Der ostdeutsche Kunstkritiker und Ausstellungsmacher Lothar Lang bezeichnete die documenta 1959 als „Monsterschau“ – nur eines der Urteile, in dem sich die politisch-kulturellen Spannungen beider deutscher Staaten wie in einem Brennglas verdichten. Welches Bild machten sich Kunstakteur*innen in Ost-Berlin, Dresden oder im damaligen Karl Marx-Stadt von der „wichtigsten Kunstausstellung der westlichen Welt“ in Kassel und wie schauten umgekehrt die künstlerisch-kuratorischen Teams um Arnold Bode, Harald Szeemann, Manfred Schneckenburger, Rudi Fuchs oder Jan Hoet auf die DDR, auf Kulturfunktionär*innen und die Kunstproduktion des Nachbarlandes?

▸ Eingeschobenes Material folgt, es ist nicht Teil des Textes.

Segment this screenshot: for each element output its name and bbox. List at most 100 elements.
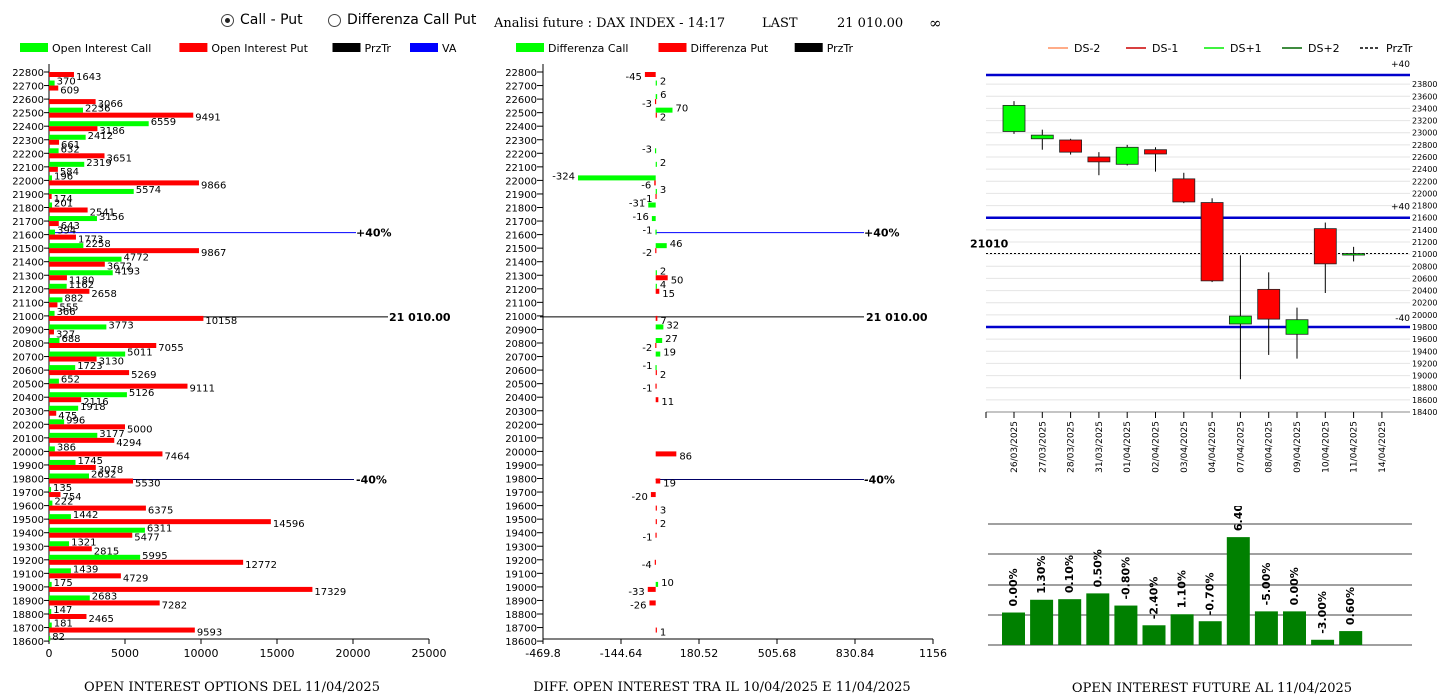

In ihrer materialreichen Studie „Exhibition Politics. Die documenta und die DDR“ geht die Kunst- und Kulturhistorikerin Alexia Pooth diesem besonderen Kapitel Kasseler Ausstellungsgeschichte anhand zahlreicher, bislang unveröffentlichter Quellenmaterialien aus Ost und West nach. Vor der Folie des Kalten Krieges, Phasen politischer Annäherung und dem Fall der Mauer, zeichnet die Autorin die komplexe Rezeptions- und Wahrnehmungsgeschichte nach, in der es trotz politischer und ideologischer Frontstellungen immer auch zu Dialogen und Austausch kam. In Bundesrepublik und DDR diente die documenta der politischen Positionierung, und war zugleich ein Ort der Fremd- und Selbstwahrnehmung, generierte kulturelle, politische und soziale Identitäten. Der inhaltliche Bogen reicht von den frühen documenta Ausstellungen bis zu Catherine Davids documenta X im Jahr 1997, deren historischer Rückblick auch die veränderte geopolitische Lage der Welt nach 1990 reflektierte.

 

Neben historischen Analysen bietet der Band entlang unterschiedlicher Textformen eine vielseitige Zusammenstellung von Dokumenten, Zeitzeug*inneninterviews, Künstler*innenportraits und Bilderstrecken, die ihn zu einem kurzweiligen Lesebuch machen.

 

„Exhibition Politics. Die documenta und die DDR“ erscheint im Frühjahr 2024 in der Schriftenreihe des documenta archivs.

 

Eine Kooperation des documenta archivs mit dem Hannah-Arendt-Institut für Totalitarismusforschung, Dresden (HAIT).